BPSDM Aceh Diminta Terapkan Kebijakan Berbasis Dampak bagi Korban Banjir

BPSDM Aceh Diminta Terapkan Kebijakan Berbasis Dampak bagi Korban Banjir
BPSDM Aceh Diminta Terapkan Kebijakan Berbasis Dampak bagi Korban Banjir

KEBIJAKAN Badan Pengembangan Sumber Daya Manusia (BPSDM) Aceh dalam menetapkan kriteria mahasiswa terdampak banjir mendapat kritik dari kalangan akademisi.

Dr. Tgk. Saiful Bahri Ishak, M.A., dosen Perguruan Tinggi Keagamaan Islam Swasta (PTKIS) Aceh, menilai adanya ketimpangan perlakuan antara mahasiswa Perguruan Tinggi Negeri (PTN) dan Swasta (PTS) dalam proses verifikasi bantuan.

Saiful menyatakan bahwa bencana banjir adalah peristiwa kemanusiaan objektif yang tidak mengenal batasan administratif kampus. Ia menyayangkan pola pikir birokrasi yang cenderung menyaring penderitaan berdasarkan status lembaga, padahal mahasiswa dari kedua sektor tersebut mengalami kerugian yang setara di lapangan.

“Pembedaan penetapan mahasiswa terdampak antara PTN dan PTS mengindikasikan kekeliruan konseptual. Dalam perspektif maqāṣid al-syarī‘ah, perlindungan terhadap jiwa dan akal menuntut perlakuan yang setara bagi setiap individu yang terdampak nyata,” ujar Saiful dalam keterangan resminya.

Ia menambahkan bahwa pendekatan administratif yang kaku bertentangan dengan prinsip keadilan distributif dan hak konstitusi atas pendidikan. Menurutnya, variabel utama penentuan korban semestinya adalah tingkat kerusakan, kerugian ekonomi, dan risiko keberlanjutan studi, bukan sekadar label institusi.
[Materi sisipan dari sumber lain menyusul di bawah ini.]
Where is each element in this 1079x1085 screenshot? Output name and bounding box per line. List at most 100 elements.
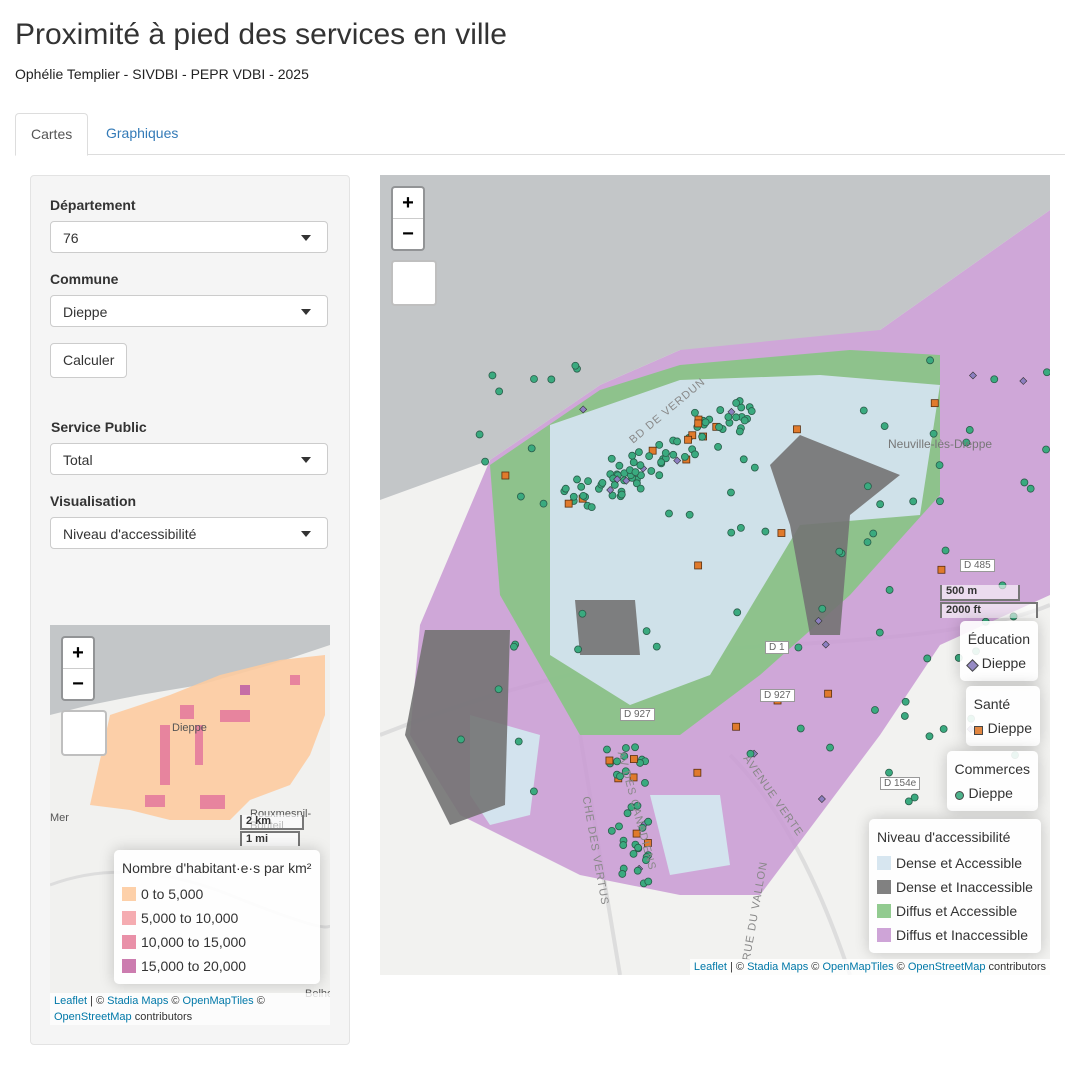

Sebagai solusi, Saiful mengusulkan BPSDM Aceh segera menggeser paradigma kebijakan menuju pendekatan berbasis dampak (impact-based policy). Terdapat tiga poin utama yang direkomendasikan:

  1. Verifikasi Berbasis Data Riil: Penentuan korban harus didasarkan pada tingkat kerusakan rumah, kehilangan akses belajar, dan kondisi ekonomi keluarga, tanpa memandang status kampus.

  2. Pedoman Inklusif: Menyusun panduan penanganan bencana yang melibatkan kolaborasi lintas lembaga, termasuk pihak kampus dan lembaga sosial keagamaan untuk validasi lapangan.

  3. Akuntabilitas Kebijakan: Melakukan evaluasi terbuka agar kehadiran negara dirasakan secara adil oleh seluruh mahasiswa tanpa diskriminasi.

Saiful berharap Pemerintah Aceh dapat melampaui sekat-sekat administratif agar bantuan yang disalurkan benar-benar menyentuh esensi keadilan kemanusiaan.